2016-08-08 08:42:03.853: [ CRSPE][2756] {0:0:2} Parsing resource types...
2016-08-08 08:42:03.868: [ CRSSEC][2756] {0:0:2} Exception: OwnerEntry construction failed to retrieve user id by name with ACL string: owner:<DOMAIN>\<OLD_USER>:rwx and error: 1
2016-08-08 08:42:03.868: [ CRSSEC][2756] {0:0:2} Exception: ACL entry creation failed for: owner:<DOMAIN>\<OLD_USER>:rwx
For a very strange reason, the clusterware wanted to validate the owner of each resource, however, the user it was set to was the previous DBA. This is strange considering we only ever use a global administration account across all machines for all Oracle administration purposes. I struggled to think of what file or process may want to use the old credentials. I then executed:
ocrdump -local -stdout
This revealed the problem in detail
[CRS]
UNDEF :
SECURITY : {USER_PERMISSION : PROCR_ALL_ACCESS, GROUP_PERMISSION : PROCR_READ, OTHER_PERMISSION : PROCR_READ, USER_NAME : <DOMAIN>\<OLD_USER>, GROUP_NAME : }
The CRS component along with all the components in the OCR, were registered to the old account. So, if the account was gone, it would explain why the CRS was not coming up.
I searched for the user in active directory via a PROPERTIES>SECURITY>ADVANCED>OWNER>EDIT to see if the user existed. It did not. I could find my user, but not this one.
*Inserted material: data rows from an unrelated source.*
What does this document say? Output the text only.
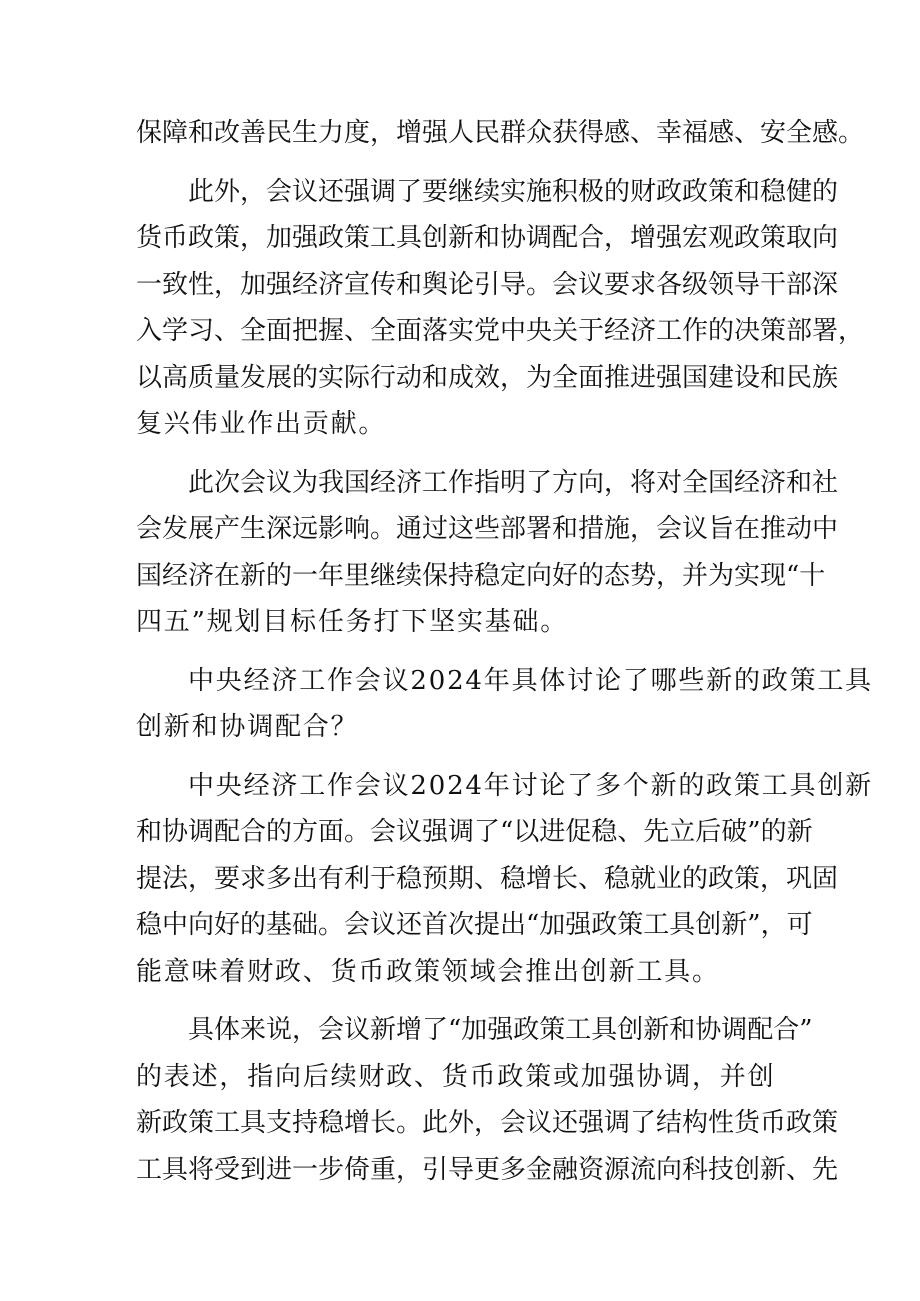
保障和改善民生力度，增强人民群众获得感、幸福感、安全感。
此外，会议还强调了要继续实施积极的财政政策和稳健的
货币政策，加强政策工具创新和协调配合，增强宏观政策取向
一致性，加强经济宣传和舆论引导。会议要求各级领导干部深
入学习、全面把握、全面落实党中央关于经济工作的决策部署，
以高质量发展的实际行动和成效，为全面推进强国建设和民族
复兴伟业作出贡献。
此次会议为我国经济工作指明了方向，将对全国经济和社
会发展产生深远影响。通过这些部署和措施，会议旨在推动中
国经济在新的一年里继续保持稳定向好的态势，并为实现“十
四五”规划目标任务打下坚实基础。
中央经济工作会议2024年具体讨论了哪些新的政策工具
创新和协调配合？
中央经济工作会议2024年讨论了多个新的政策工具创新
和协调配合的方面。会议强调了“以进促稳、先立后破”的新
提法，要求多出有利于稳预期、稳增长、稳就业的政策，巩固
稳中向好的基础。会议还首次提出“加强政策工具创新”，可
能意味着财政、货币政策领域会推出创新工具。
具体来说，会议新增了“加强政策工具创新和协调配合”
的表述，指向后续财政、货币政策或加强协调，并创
新政策工具支持稳增长。此外，会议还强调了结构性货币政策
工具将受到进一步倚重，引导更多金融资源流向科技创新、先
I then requested that the network administrator contact the domain administrator to reinstate the user. It turned out that the user was deleted over a year ago but the DR server had not been restarted since. Reinstating the account it resolved the issue and cluster started up correctly.
Note
1491367.1 has details on how to handle the issue. However, removing components was not applicable in this situation owing to the fact that the vast majority of components were all owned by this single user. I will look for a way to change the owner of components in time.